INC-199790 · Issue 700646
GetAllEmailWork temp page renamed to avoid conflict
Resolved in Pega Version 8.6.4
The default Email manager portal was not displaying new email triage cases. Investigation showed that because the GetAllEmailWork and CaseBreadCrumbPopulate activities were using a common name for the clipboard page "TempPage", when CaseBreadCrumbPopulate removed the TempPage clipboard page as one of its steps a null pointer exception occurred for GetAllEmailWork. To resolve this, an update has been made to rename "TempPage" to "TempPageET" for GetAllEmailWork so the names will not conflict.
INC-211417 · Issue 711611
Updated URL construction for inline images for better performance
Resolved in Pega Version 8.6.4
System slowness was seen, and inline images were not getting displayed when the case was opened.

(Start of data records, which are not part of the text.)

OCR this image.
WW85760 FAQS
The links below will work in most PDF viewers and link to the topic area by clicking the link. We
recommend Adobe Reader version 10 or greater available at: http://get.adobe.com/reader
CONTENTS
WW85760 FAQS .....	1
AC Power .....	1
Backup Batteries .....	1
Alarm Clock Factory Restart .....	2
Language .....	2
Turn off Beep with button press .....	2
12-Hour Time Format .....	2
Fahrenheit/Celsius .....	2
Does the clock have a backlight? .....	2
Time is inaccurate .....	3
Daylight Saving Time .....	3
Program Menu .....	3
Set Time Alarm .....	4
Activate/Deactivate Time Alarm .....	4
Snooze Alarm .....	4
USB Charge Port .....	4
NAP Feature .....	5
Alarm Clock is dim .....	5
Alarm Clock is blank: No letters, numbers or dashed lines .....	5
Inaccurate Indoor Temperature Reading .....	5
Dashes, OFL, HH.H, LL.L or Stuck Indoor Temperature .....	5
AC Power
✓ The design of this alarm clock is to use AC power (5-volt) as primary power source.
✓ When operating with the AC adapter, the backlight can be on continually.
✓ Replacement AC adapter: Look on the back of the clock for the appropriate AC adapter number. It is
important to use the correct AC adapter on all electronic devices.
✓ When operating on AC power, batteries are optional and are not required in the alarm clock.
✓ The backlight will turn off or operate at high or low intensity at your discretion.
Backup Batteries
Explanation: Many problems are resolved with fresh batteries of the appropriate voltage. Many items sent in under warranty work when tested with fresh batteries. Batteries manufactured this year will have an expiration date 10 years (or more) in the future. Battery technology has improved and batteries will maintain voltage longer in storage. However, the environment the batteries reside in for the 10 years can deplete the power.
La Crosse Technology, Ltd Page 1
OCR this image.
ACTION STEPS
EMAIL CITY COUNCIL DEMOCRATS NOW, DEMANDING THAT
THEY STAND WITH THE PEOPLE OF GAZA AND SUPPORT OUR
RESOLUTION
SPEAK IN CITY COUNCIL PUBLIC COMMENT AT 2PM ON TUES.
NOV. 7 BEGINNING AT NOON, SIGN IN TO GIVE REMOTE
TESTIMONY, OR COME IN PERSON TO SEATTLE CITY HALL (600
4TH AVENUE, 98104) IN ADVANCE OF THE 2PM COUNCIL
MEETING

This has been resolved by modifying pyExtractHtmlFromAttachment to ensure the image source URL is built in a consistent way whether or not there is a cache to call from.
INC-212549 · Issue 706074
HTML attachments conditionally shown in email listener cases
Resolved in Pega Version 8.6.4
When Rich text/html (non-plain text) emails were ingested in email, the original mail was not getting added to the case. Investigation showed that the pzCreateTriageWork activity had an explicit delete step to remove any attachment that started with 'email-content'. Since the HTML attachment name starts with 'email-content', it was deleted in above activity. This has been resolved by adding an update to conditionally show email-content.html.
INC-214294 · Issue 710826
PopulateEmailClientWorkFilter correctly resolves field value
Resolved in Pega Version 8.6.4
The first item in the Email manager queue selection dropdown was 'DefaultWorklist', instead of 'Default worklist' or other formatted text. Investigation showed the New Page was not created for the temp results in pzPopulateEmailClientWorkFilter Activity, preventing it from resolving the customized/available field values, and this has been resolved.
INC-214367 · Issue 708410
Handling added for infinite loop in GetEmailConversations
Resolved in Pega Version 8.6.4
An infinite loop issue where a clipboard page was repeatedly added to a page list in pxGetEmailConversations was causing an out of memory condition that resulted in unavailable nodes. This has been resolved by adding boundary conditions to avoid a loop, and a fail-safe mechanism to exit an infinite loop if one does occur.
INC-214836 · Issue 709759
Handling added for infinite loop in GetEmailConversations
Resolved in Pega Version 8.6.4
An infinite loop issue where a clipboard page was repeatedly added to a page list in pxGetEmailConversations was causing an out of memory condition that resulted in unavailable nodes. This has been resolved by adding boundary conditions to avoid a loop, and a fail-safe mechanism to exit an infinite loop if one does occur.
INC-164432 · Issue 696294
Global obfuscation key initialized on first requestor call
Resolved in Pega Version 8.6.4
When using URLEncryption = true and SubmitObfuscatedURL = optional, attempting to export an Excel spreadsheet resulted in the error "Invalid character found in the request target". This was traced to the variable pega.d.globalobfuscateKey having a null value which was then converted to a byte array and decoded, generating improper characters in the URL. After a browser refresh, the correct value was set in pega.d.globalobfuscateKey and the export worked as expected. To resolve this, an update has been made to initialize the key on the very first call in PRRequestorImpl when the global obfuscation key is determined to be NULL instead of initializing the global obfuscation key by on-demand basis from HTTPAPI.
INC-182827 · Issue 691528
URL security updated
Resolved in Pega Version 8.6.4
Security has been updated for URL tampering defense and Rule Security Mode.
INC-209298 · Issue 704141
Added security tokens to Worklist assignment error wizard
Resolved in Pega Version 8.6.4
After enabling CSRF, moving to 'Configure -> Case Management -> Tools -> Work Admin -> Worklist assignment errors' and then selecting a record and clicking on 'Delete' resulted in a '403 Forbidden' error. This has been resolved by adding CSRF and fingerprint tokens as part of the form data.
INC-211426 · Issue 706061
UI and code changes to support Client Assertion in Open ID Connect
Resolved in Pega Version 8.6.4
In order to support private_key_jwt, an enhancement has been added which will pass the “Client ID” and “Client assertion” (in the form of a signed JWT) as part of the authorization code grant flow for an IDP-initiated SSO. The Authorization Server will then authenticate Pega (the client) to verify the signature and payload of assertion by retrieving the public key via Pega’s JWKS endpoint.